A compute group isolates compute resources within a single cluster. Each compute group has its own endpoint and compute resources. This lets you isolate and independently scale different workloads. It is suitable for scenarios such as read/write splitting and business resource isolation. This design ensures the stability of core services and improves cluster resource management efficiency.
Function Overview
The separation of compute resources lets you create multiple independent compute groups in a single Enterprise Edition cluster. Each compute group has its own endpoint, CPU, memory, and local cache. This feature provides the following core capabilities:
Compute resource isolation: The compute resources of different compute groups are isolated and do not affect each other. You can run data writes and queries independently on each compute group.
Independent scaling: You can adjust the resource scaling range for each compute group independently. Resources scale automatically based on CPU and memory load.
Independent O&M: You can view resource load monitoring, configure alert policies, and manage query analysis at the compute group level.
Independent read/write permission management: You can configure read/write (RW) or read-only (RO) permissions for individual compute groups. The default compute group always has RW permissions.
Shared storage: All compute groups in a cluster share the same data, which reduces storage costs.
Limits
This feature is available only for ApsaraDB for ClickHouse Enterprise Edition clusters that use the OSS storage class.
This feature is not currently available in the US (Virginia) and US (Silicon Valley) regions.
O&M feature support
When you use Kafka external tables, the tables consume data on every node in the cluster. Because a read-only compute group cannot perform write operations, its presence can trigger a rebalance that slows down data consumption.
O&M feature | Supported at cluster level | Supported at compute group level | Notes |
Modify endpoint | Yes | Yes | None. |
Creating a public network | Yes | Yes | None. |
Release public endpoint | Yes | Yes | None. |
Adjust scaling configuration | Yes | Yes | None. |
Query management | Yes | Yes | None. |
Restart cluster | Yes | Yes | If a compute group has only one node, the group is unavailable during the restart. |
View monitoring | Yes | Yes | None. |
Configure alerting | Yes | Yes | Preset alert templates can only filter nodes of the default compute group. To create alerts for other compute groups, you must write custom PromeSQL queries. |
Modify parameters | Yes | No | Parameter modifications apply to the entire cluster. |
Data security management | Yes | No | Whitelists are synchronized and take effect across all compute groups. |
DMS data management | Yes | No | You can currently connect only to the default compute group. |
DTS data transmission link | Yes | No | You can currently connect only to the default compute group. |
One-stop observability | Yes | No | You can currently connect only to the default compute group. |
Upgrade kernel version | Yes | No | All compute groups in the cluster are upgraded in parallel.

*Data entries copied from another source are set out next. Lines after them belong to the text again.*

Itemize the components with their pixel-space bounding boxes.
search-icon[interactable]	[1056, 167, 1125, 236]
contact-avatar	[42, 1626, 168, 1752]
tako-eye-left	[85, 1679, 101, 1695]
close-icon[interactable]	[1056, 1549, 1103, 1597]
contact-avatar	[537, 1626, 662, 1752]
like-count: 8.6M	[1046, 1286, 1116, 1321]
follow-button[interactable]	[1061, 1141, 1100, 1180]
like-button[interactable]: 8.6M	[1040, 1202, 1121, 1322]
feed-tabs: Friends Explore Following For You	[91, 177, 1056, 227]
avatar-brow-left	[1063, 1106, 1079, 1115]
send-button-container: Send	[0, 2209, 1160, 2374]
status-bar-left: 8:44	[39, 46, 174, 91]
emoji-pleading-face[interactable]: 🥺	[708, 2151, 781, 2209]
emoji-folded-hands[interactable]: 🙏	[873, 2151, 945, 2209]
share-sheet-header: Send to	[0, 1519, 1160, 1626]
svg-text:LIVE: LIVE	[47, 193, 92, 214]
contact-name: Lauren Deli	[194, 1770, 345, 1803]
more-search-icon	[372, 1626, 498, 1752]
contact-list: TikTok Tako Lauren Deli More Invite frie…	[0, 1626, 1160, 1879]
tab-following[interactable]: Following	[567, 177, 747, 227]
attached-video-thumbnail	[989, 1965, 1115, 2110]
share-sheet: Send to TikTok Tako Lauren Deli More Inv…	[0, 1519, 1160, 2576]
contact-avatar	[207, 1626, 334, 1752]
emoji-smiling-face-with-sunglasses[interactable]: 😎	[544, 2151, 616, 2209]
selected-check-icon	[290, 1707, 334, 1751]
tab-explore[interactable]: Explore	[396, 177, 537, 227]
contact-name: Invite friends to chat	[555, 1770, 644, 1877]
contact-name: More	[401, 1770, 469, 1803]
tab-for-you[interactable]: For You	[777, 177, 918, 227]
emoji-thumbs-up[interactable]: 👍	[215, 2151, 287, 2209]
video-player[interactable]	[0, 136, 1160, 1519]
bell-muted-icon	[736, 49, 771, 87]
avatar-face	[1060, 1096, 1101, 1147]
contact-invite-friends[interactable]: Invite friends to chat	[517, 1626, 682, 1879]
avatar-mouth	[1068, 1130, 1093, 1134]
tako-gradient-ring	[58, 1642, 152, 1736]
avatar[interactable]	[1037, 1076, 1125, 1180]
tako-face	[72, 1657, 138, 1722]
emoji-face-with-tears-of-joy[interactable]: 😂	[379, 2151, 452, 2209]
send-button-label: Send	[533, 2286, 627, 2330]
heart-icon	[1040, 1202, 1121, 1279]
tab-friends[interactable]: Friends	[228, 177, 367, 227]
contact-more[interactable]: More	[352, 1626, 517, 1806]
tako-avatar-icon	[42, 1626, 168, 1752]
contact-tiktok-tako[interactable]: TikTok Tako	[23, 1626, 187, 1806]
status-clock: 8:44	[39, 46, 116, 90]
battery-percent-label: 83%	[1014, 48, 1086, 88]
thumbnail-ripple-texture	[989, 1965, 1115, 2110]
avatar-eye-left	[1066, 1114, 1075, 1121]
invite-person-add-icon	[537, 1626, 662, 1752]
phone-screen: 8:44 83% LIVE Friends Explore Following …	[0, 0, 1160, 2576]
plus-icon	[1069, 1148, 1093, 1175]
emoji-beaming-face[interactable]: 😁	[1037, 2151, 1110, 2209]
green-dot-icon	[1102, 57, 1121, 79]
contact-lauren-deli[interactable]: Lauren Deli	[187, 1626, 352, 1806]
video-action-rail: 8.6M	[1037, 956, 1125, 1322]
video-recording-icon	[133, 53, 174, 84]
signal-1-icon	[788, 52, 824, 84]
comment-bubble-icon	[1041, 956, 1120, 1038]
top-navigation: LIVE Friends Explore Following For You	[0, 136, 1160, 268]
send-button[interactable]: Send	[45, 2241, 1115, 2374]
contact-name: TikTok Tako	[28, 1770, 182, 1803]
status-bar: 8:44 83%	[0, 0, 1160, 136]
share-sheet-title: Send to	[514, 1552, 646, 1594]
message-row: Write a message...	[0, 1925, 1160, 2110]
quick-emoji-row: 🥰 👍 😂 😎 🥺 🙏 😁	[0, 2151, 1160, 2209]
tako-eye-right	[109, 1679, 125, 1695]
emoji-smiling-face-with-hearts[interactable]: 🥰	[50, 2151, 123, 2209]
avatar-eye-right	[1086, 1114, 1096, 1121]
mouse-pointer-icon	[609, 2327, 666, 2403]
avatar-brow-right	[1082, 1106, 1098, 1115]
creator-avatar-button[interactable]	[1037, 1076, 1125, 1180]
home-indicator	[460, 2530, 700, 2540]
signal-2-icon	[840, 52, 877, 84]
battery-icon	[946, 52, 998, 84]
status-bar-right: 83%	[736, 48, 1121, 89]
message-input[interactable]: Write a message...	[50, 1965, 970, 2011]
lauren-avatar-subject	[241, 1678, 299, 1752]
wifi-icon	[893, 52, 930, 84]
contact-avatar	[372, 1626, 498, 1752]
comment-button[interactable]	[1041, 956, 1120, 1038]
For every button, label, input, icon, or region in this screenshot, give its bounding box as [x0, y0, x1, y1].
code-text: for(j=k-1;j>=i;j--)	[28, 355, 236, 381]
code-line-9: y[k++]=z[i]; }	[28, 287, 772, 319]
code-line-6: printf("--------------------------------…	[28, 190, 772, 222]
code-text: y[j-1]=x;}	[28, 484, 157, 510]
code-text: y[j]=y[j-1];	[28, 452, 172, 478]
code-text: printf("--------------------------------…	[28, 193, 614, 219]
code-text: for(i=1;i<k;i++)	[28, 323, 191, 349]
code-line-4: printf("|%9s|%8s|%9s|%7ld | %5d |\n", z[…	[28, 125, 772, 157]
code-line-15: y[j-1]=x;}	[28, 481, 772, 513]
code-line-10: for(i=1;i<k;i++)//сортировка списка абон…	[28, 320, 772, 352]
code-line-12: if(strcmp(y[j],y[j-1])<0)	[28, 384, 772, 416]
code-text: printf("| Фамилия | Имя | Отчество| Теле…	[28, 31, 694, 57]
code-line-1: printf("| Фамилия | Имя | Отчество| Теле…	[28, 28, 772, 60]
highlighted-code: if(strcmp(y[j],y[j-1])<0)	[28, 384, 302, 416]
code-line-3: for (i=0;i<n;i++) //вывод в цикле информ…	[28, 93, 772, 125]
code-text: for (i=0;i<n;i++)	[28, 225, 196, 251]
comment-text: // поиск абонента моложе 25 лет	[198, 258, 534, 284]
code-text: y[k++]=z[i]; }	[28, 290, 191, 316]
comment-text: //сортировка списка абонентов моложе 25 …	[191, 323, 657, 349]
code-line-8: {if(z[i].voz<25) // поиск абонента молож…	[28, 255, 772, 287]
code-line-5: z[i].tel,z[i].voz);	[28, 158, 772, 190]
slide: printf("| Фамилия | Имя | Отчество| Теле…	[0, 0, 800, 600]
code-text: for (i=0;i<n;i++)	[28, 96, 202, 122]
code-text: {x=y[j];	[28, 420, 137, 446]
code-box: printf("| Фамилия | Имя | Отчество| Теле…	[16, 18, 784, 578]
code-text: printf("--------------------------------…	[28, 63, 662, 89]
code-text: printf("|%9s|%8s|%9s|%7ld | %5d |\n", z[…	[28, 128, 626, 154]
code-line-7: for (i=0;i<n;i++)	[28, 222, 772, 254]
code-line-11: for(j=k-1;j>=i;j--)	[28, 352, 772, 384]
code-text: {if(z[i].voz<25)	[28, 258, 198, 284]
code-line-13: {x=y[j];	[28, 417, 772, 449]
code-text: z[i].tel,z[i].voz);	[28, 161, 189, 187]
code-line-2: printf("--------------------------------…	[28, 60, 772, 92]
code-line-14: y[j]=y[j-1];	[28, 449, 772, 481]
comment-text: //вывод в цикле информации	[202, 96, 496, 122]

Important If a compute group has only one node, the group is unavailable during the upgrade. |
Pause instance | Yes | No | Pausing an instance pauses all compute groups within that instance. |
Start instance | Yes | No | Starting an instance starts all compute groups within that instance. |
User management | Yes | No | User creation and authorization operations are synchronized across all compute groups. |
Database management | Yes | No | Database operations are synchronized across all compute groups. |
How to use
You can create and configure compute groups based on your workload and read/write requirements. Then, use the endpoint provided by the compute group to connect to the instance. Requests sent to different endpoints are processed in isolation on the compute nodes.
DML operations: Data Manipulation Language (DML) operations, such as
INSERTandSELECT, are executed in isolation within each compute group.DDL operations: Data Definition Language (DDL) operations, such as
ALTER,CREATE, andDROP, are distributed to all compute groups for execution.